Remaining in Afghanistan, continued

In my previous post, I struggled with the compelling interests that would keep the US, Canada and NATO in Afghanistan. I didn't really get at a key aspect that was in the back of my mind yesterday: the so-called Pottery Barn rule of intervention--you break it, you bought it. I do think that the US and NATO have some responsibility to clean up the mess that they helped make over the past thirty years or so--arming extremists, leaving Afghanistan to rot in the aftermath of the Soviet pullout, the minimal effort made after the Taliban were knocked out, etc.

This is not quite the sunk cost argument (although it is somewhat close) that we spent x billions and y lives, so we need to stick around. Instead, the argument is that we have to be responsible about when and how we depart. If there is one lesson from Vietnam that folks on various ends of the political spectrum can agree, it is that the US left Southeast Asia irresponsibly, leaving our allies to their fates in South Vietnam and providing the opportunity for the Khmer Rouge to rise in Cambodia and so on. This is one of the reasons why I was opposed to the war in Iraq--that it would be very hard to exit and the US might be facilitating genocide if it left quickly. Even as the US tries to follow through on its agreement with the Iraqi government, it is becoming clear that the Iraqis may not have been ready for it.

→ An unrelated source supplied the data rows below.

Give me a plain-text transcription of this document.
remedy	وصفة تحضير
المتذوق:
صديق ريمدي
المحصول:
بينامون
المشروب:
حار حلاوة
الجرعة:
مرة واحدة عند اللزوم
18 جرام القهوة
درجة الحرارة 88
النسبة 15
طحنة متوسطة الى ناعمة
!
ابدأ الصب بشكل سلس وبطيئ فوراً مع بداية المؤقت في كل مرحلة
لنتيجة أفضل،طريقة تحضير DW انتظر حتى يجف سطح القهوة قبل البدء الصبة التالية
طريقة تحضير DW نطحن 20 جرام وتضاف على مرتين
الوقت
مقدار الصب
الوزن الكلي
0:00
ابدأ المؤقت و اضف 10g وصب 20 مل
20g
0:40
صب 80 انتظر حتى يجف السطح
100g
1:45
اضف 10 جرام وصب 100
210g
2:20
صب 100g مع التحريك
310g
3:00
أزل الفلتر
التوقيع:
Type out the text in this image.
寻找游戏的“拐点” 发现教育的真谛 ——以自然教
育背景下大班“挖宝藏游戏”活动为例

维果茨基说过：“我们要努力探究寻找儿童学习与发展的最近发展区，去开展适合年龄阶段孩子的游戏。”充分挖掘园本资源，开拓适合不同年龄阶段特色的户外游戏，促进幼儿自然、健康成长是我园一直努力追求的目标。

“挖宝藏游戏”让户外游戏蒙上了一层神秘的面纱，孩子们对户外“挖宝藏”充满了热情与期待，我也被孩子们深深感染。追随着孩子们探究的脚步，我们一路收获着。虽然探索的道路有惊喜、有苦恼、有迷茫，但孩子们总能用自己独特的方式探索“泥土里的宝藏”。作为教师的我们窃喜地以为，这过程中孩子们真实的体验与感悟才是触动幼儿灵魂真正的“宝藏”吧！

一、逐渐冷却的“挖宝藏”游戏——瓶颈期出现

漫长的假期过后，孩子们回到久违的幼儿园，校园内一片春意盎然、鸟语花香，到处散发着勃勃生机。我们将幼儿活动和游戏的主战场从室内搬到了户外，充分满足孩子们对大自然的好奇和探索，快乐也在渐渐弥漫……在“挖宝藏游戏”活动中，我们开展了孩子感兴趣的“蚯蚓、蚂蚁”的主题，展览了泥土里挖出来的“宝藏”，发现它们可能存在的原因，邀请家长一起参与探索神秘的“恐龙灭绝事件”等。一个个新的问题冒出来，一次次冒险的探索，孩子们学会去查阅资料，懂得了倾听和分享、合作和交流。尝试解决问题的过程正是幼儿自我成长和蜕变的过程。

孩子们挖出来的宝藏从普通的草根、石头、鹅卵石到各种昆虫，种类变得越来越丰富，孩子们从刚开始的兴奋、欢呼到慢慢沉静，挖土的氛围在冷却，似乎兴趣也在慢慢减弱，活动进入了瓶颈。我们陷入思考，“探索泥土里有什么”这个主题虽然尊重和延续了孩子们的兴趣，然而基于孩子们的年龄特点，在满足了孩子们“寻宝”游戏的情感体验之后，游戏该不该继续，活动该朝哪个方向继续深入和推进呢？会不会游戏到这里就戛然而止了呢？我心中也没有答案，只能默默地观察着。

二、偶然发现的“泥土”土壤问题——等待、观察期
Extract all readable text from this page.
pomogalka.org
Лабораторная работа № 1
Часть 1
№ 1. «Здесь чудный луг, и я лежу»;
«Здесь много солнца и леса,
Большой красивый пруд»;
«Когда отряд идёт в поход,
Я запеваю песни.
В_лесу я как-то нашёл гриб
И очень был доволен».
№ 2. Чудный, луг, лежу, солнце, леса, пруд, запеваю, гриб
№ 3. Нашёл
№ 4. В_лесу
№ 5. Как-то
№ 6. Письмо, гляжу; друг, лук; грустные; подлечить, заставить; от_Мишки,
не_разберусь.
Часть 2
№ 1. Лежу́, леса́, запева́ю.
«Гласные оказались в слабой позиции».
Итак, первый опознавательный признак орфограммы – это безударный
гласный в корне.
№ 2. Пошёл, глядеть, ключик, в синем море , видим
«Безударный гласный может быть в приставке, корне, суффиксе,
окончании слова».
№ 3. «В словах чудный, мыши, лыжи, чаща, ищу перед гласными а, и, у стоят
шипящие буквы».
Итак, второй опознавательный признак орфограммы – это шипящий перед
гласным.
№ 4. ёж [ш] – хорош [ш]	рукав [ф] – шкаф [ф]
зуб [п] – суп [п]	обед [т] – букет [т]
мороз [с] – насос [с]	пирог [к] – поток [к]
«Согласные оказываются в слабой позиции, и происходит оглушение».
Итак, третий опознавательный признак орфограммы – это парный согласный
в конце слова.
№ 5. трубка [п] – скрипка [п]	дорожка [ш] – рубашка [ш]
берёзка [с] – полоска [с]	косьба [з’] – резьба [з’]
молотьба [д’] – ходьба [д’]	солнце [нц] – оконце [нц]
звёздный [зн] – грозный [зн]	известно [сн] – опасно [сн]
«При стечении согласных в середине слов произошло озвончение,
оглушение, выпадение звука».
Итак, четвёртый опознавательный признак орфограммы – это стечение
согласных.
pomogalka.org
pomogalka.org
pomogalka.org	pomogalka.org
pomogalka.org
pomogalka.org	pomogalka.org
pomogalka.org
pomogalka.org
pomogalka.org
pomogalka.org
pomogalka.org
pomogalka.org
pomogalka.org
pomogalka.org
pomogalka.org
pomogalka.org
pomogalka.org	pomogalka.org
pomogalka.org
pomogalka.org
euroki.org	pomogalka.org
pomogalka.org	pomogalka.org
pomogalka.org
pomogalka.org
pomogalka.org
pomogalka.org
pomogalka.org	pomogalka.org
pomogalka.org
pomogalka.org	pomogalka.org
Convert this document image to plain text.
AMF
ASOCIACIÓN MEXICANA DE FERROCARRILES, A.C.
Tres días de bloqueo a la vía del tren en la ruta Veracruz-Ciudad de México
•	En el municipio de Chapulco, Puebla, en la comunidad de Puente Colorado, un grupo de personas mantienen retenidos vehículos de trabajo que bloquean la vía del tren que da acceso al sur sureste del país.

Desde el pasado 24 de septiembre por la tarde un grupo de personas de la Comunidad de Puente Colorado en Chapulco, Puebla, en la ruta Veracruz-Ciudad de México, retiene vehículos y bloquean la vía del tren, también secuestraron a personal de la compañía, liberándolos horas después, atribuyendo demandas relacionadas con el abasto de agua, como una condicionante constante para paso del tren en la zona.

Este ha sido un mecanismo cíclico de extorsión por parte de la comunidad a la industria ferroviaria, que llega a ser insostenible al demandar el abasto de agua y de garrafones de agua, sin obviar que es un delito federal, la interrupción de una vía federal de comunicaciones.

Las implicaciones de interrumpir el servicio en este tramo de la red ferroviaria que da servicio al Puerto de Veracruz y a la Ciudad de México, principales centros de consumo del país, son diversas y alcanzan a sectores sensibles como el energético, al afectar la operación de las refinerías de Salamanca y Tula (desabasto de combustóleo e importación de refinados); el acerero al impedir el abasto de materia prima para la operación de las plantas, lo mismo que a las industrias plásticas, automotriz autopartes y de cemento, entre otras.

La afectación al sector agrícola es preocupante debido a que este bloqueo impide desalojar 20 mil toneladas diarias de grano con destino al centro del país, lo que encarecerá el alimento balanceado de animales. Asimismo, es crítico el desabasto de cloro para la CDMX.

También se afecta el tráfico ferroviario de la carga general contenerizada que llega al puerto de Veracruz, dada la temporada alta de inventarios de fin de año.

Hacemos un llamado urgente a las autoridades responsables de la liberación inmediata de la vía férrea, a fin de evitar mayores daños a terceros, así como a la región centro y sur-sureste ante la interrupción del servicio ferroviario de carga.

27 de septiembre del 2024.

This is moving from a realist/pragmatic argument about what is best for the US and NATO to a moral one about what we owe the Afghans, moving from where I am pretty comfortable to where I have no expertise--normative arguments. Knowing that I am pretty weak here, I will stick with the focus on costs and benefits of sticking around, but I had to acknowledge one of the key reasons to stick around--an obligation to leave things better off if we can. Of course, that is a big if and I will ponder that tomorrow.